Quels enseignements attendez-vous de la mission IAG et de la mise en place de cet observatoire dédié ?

Le premier objectif consiste à suivre les communautés métiers en observant leurs usages réels et les impacts de l’IAG sur leurs métiers. Aujourd’hui, personne n’évalue encore ces impacts. Automatiser quelques tâches ne suffit pas à dire comment un métier est en train d’évoluer. L’observatoire doit aussi réfléchir à la transposition, pour voir si un usage dans un métier peut être adapté à un autre.

Il a également un rôle de vigie, pour vérifier la conformité aux stratégies de numérique responsable et éviter les usages inadaptés ou trop énergivores.

Quelles sont les prochaines étapes à venir ?

Nous avons recruté une cheffe de projet dédiée à cette mission IAG, qui est arrivée le 1er octobre. Elle va piloter l’observatoire, animer le réseau, structurer son fonctionnement, organiser les réunions et le plan de travail.

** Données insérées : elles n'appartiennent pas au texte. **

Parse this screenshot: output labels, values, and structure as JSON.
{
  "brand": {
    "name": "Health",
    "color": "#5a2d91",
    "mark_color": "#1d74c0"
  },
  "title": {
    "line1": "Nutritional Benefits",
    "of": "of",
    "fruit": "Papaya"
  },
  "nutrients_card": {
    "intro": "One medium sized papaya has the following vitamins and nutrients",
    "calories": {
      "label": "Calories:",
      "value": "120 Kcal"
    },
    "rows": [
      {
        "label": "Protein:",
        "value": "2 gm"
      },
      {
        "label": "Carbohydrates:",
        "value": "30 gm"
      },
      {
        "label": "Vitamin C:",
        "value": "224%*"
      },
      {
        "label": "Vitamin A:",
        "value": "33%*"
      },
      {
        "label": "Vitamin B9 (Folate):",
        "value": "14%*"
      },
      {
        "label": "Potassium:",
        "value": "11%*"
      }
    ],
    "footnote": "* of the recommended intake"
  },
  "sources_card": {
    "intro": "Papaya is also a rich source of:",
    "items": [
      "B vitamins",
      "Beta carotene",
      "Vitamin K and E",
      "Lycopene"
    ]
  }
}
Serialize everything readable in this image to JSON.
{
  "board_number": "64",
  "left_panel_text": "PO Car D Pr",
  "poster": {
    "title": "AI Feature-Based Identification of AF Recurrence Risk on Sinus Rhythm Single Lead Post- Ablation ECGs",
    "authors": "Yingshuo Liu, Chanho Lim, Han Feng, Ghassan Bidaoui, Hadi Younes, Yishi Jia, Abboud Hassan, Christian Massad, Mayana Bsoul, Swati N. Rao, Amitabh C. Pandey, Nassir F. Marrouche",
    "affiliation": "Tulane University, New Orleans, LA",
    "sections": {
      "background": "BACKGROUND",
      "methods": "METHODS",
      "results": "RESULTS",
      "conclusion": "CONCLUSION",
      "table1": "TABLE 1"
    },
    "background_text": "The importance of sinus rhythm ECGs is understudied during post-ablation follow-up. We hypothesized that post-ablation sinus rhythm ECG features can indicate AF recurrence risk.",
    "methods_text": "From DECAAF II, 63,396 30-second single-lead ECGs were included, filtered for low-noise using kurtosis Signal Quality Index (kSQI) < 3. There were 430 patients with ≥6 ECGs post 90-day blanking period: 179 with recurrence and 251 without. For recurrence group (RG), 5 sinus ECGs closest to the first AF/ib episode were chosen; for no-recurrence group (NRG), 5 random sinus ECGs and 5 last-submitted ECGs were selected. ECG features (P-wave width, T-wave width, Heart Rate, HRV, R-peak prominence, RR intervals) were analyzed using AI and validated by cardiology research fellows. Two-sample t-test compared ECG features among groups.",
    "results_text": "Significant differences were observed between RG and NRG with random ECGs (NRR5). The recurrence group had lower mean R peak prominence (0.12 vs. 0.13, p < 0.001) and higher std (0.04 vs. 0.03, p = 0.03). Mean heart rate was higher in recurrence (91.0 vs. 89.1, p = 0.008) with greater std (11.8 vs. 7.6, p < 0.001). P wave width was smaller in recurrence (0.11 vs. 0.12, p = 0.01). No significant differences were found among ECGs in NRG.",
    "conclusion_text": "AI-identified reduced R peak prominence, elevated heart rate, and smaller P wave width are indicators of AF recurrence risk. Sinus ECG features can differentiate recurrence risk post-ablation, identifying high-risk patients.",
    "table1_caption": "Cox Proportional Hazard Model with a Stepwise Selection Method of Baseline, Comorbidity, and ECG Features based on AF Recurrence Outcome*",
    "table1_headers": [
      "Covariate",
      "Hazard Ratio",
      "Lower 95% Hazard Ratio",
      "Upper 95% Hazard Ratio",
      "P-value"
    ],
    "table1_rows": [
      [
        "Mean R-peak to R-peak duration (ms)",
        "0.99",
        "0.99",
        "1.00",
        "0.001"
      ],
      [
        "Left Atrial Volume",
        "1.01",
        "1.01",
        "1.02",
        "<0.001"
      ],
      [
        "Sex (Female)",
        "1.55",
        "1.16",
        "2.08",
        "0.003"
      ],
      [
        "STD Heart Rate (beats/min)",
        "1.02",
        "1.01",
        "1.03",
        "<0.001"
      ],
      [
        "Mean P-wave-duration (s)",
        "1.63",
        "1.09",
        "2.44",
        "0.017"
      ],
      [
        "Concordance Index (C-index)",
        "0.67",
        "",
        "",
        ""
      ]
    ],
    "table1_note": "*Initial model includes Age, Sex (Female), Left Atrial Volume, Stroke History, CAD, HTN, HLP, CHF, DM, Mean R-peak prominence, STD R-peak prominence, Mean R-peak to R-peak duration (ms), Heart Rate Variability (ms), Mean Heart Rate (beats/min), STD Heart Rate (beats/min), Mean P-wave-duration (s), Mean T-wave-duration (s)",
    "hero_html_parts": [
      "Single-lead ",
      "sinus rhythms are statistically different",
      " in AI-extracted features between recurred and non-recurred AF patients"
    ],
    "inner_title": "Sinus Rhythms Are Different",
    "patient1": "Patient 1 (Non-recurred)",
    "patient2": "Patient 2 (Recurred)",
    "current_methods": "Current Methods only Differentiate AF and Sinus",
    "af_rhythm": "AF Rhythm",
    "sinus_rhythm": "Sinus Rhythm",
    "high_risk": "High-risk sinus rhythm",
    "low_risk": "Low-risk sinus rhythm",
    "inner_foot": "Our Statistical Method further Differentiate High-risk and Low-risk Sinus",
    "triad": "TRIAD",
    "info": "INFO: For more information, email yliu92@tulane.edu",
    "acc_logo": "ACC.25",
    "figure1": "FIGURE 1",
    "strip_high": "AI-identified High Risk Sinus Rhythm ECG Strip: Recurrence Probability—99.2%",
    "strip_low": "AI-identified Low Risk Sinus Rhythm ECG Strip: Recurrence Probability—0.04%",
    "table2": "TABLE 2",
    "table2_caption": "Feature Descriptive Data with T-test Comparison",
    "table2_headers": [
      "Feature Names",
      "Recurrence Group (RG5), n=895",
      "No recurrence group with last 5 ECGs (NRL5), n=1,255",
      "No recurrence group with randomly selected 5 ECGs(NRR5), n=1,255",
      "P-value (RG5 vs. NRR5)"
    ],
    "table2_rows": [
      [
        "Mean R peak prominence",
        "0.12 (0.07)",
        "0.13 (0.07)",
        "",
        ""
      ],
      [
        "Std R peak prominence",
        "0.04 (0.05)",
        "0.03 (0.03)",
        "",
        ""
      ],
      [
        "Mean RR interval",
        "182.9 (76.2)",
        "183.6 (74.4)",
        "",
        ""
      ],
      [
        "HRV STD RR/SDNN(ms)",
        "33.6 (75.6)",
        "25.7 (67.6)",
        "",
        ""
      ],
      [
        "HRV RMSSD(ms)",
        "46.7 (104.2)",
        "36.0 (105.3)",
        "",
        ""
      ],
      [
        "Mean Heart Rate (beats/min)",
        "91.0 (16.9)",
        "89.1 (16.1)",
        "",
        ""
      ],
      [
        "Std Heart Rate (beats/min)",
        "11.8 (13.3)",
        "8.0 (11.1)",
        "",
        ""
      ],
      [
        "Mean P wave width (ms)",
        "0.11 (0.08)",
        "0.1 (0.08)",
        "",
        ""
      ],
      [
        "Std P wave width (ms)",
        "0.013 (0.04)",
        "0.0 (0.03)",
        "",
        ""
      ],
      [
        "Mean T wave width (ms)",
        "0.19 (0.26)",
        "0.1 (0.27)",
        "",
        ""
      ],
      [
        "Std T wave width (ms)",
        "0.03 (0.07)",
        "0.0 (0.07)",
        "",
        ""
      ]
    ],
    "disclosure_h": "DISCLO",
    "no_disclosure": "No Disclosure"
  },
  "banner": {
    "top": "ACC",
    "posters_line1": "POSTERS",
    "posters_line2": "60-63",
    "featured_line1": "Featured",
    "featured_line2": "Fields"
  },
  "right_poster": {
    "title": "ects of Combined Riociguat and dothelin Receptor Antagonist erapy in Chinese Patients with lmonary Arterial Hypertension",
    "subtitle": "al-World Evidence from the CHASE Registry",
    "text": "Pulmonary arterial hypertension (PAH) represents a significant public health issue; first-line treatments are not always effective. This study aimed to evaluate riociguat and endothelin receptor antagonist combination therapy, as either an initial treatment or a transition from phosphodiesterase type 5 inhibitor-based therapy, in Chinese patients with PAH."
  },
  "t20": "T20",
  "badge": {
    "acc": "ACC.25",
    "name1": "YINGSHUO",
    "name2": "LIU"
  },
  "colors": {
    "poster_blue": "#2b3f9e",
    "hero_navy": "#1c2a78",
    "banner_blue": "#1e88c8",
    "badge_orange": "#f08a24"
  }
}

En juillet, nous avons commencé à travailler avec une première communauté métier, les assistants administratifs, que nous venons de clore. Nous allons poursuivre nos efforts avec les agents de la DSN et de la DRH autour de l’usage de chatbots, puis avec une autre communauté métier, celle des agents en charge des enjeux de traduction.

En parallèle, nous avançons sur le RAG avec l’Université de Rennes, pour disposer d’un outil maison courant 2026, adapté à des usages professionnels réels et répétés.

Pour conclure, quel message souhaitez-vous partager à nos lecteurs à propos de cette mission IAG ?

Notre philosophie, c’est « agir sans subir ». Nous voulons avancer sur l’IA générative, mais sans céder à l’effet « wahou », qui peut être redoutable avec des effets rebonds en termes de consommation ou de déploiements inadaptés.

L’important est de garder le cap et de questionner la pertinence des outils.